Lingotes | Uno de los peores crímenes actuales es el tráfico de personas.

Acciones que dejan millones de dólares en manos de bandas de los conocidos como “polleros” convertidos ahora en potentados aprovechando las carencias y el sufrimiento de miles de personas que aspiran a una oportunidad laboral digna.

Ayer, el secretario de Relaciones Exteriores, Marcelo Ebrard, informó del operativo en el que se rescataron a 785 migrantes el sábado pasado, el cual confirmó un mercado negro por tráfico de personas de alrededor de 69 millones de pesos, de acuerdo a lo que han informado los afectados

Los migrantes pagaron fuera del territorio mexicano, en los países de origen o al llegar a Estados Unidos, mientras que en México pagan comisiones que oscilan entre 10 o 15 millones de pesos.

Los migrantes abordaron unidades de transporte público en Tuxtla Gutiérrez, pasaron por Veracruz e iban para el norte del país. En otras ocasiones su camino es por la autopista México-Puebla.

Los traficantes les cobraron tres mil 500 dólares por persona a cambio de intentar llevarlos hasta la frontera norte en una ocasión; pero los interesados en tener una segunda oportunidad en caso de que en el primer viaje fueran interceptados y deportados, hicieron pagos de 5 mil dólares.

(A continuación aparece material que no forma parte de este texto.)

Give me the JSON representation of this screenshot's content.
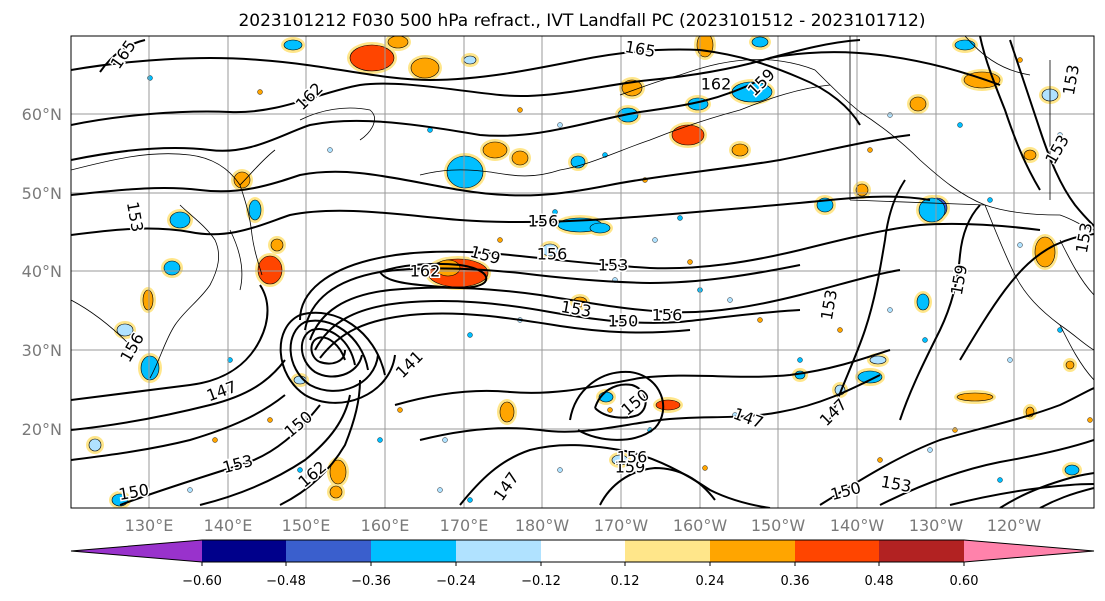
{
  "title": "2023101212 F030 500 hPa refract., IVT Landfall PC (2023101512 - 2023101712)",
  "lat_labels": [
    "60°N",
    "50°N",
    "40°N",
    "30°N",
    "20°N"
  ],
  "lon_labels": [
    "130°E",
    "140°E",
    "150°E",
    "160°E",
    "170°E",
    "180°W",
    "170°W",
    "160°W",
    "150°W",
    "140°W",
    "130°W",
    "120°W"
  ],
  "contour_labels": [
    "165",
    "165",
    "162",
    "162",
    "159",
    "153",
    "156",
    "159",
    "162",
    "153",
    "153",
    "150",
    "156",
    "156",
    "156",
    "147",
    "141",
    "150",
    "147",
    "147",
    "150",
    "162",
    "153",
    "150",
    "150",
    "153",
    "159",
    "156",
    "147",
    "153",
    "159",
    "153",
    "153",
    "153"
  ],
  "colorbar": {
    "tick_labels": [
      "−0.60",
      "−0.48",
      "−0.36",
      "−0.24",
      "−0.12",
      "0.12",
      "0.24",
      "0.36",
      "0.48",
      "0.60"
    ],
    "colors": [
      "#9932cc",
      "#00008b",
      "#3a5fcd",
      "#00bfff",
      "#b0e2ff",
      "#ffffff",
      "#ffe68a",
      "#ffa500",
      "#ff4500",
      "#b22222",
      "#ff82ab"
    ]
  },
  "shading_colors": {
    "neg_strong": "#00bfff",
    "neg_light": "#b0e2ff",
    "pos_light": "#ffe68a",
    "pos_mid": "#ffa500",
    "pos_strong": "#ff4500",
    "neg_dark": "#3a5fcd"
  }
}
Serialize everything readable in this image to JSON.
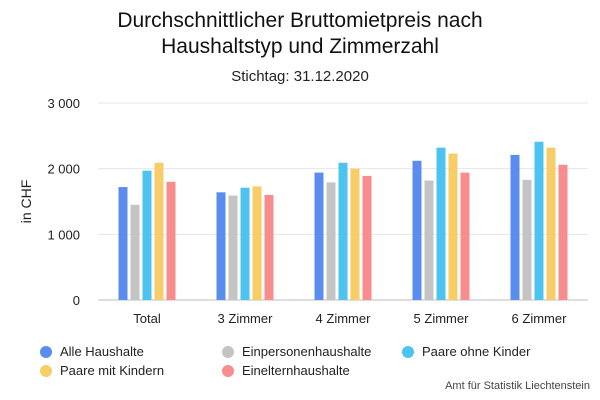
{
  "chart_data": {
    "type": "bar",
    "title_line1": "Durchschnittlicher Bruttomietpreis nach",
    "title_line2": "Haushaltstyp und Zimmerzahl",
    "subtitle": "Stichtag: 31.12.2020",
    "ylabel": "in CHF",
    "xlabel": "",
    "ylim": [
      0,
      3000
    ],
    "yticks": [
      0,
      1000,
      2000,
      3000
    ],
    "ytick_labels": [
      "0",
      "1 000",
      "2 000",
      "3 000"
    ],
    "grid": true,
    "legend_position": "bottom",
    "categories": [
      "Total",
      "3 Zimmer",
      "4 Zimmer",
      "5 Zimmer",
      "6 Zimmer"
    ],
    "series": [
      {
        "name": "Alle Haushalte",
        "color": "#5b8def",
        "values": [
          1720,
          1640,
          1940,
          2120,
          2210
        ]
      },
      {
        "name": "Einpersonenhaushalte",
        "color": "#c4c4c4",
        "values": [
          1450,
          1590,
          1790,
          1820,
          1830
        ]
      },
      {
        "name": "Paare ohne Kinder",
        "color": "#4dc3f0",
        "values": [
          1970,
          1710,
          2090,
          2320,
          2410
        ]
      },
      {
        "name": "Paare mit Kindern",
        "color": "#f7cd67",
        "values": [
          2090,
          1730,
          2000,
          2230,
          2320
        ]
      },
      {
        "name": "Einelternhaushalte",
        "color": "#f78d8d",
        "values": [
          1800,
          1600,
          1890,
          1940,
          2060
        ]
      }
    ]
  },
  "source": "Amt für Statistik Liechtenstein"
}
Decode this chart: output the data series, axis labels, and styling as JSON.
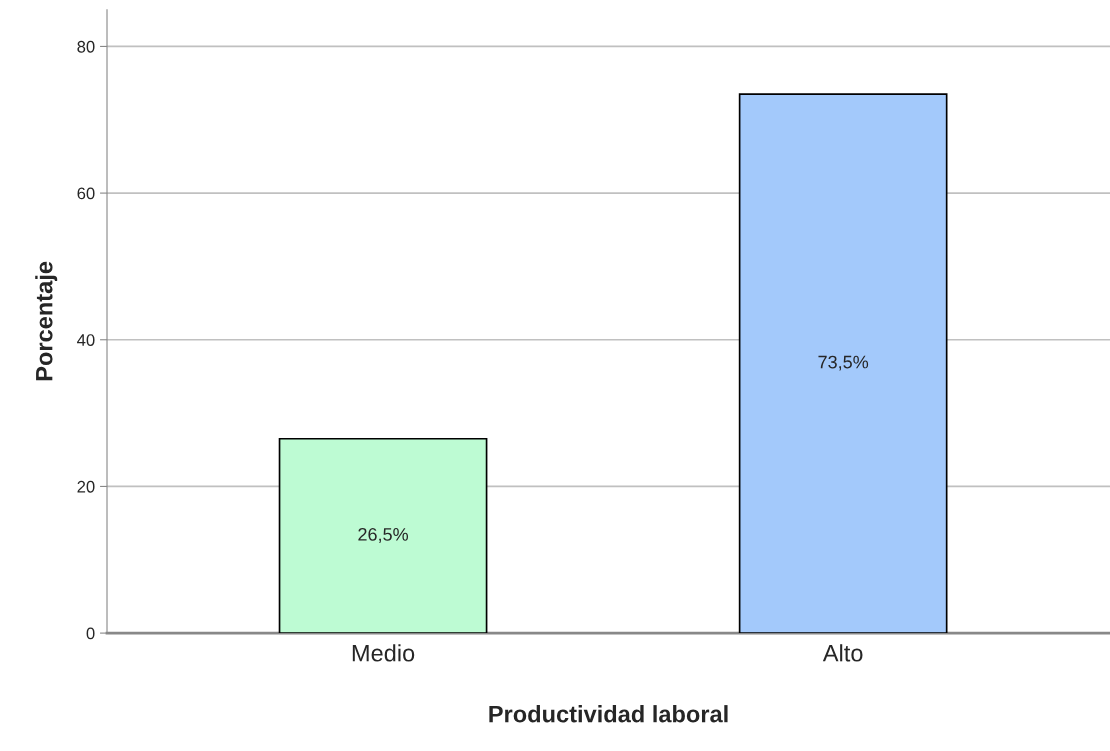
{
  "chart_data": {
    "type": "bar",
    "xlabel": "Productividad laboral",
    "ylabel": "Porcentaje",
    "categories": [
      "Medio",
      "Alto"
    ],
    "values": [
      26.5,
      73.5
    ],
    "colors": [
      "#bdfbd3",
      "#a3c9fb"
    ],
    "value_labels": [
      "26,5%",
      "73,5%"
    ],
    "ylim": [
      0,
      85
    ],
    "yticks": [
      0,
      20,
      40,
      60,
      80
    ],
    "grid": "y",
    "legend": false
  }
}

El gobierno mexicano debe actuar y por ello no habrá tolerancia alguna contra los traficantes de migrantes y el gobierno federal no descarta llegar a la extinción de dominio contra empresas de transporte que tengan vínculos con las redes delincuenciales.

La orden es impedir este tráfico de personas, reiteró Ebrard, secretario mexicano de Relaciones Exteriores.

El problema es más grave de lo que nos imaginamos.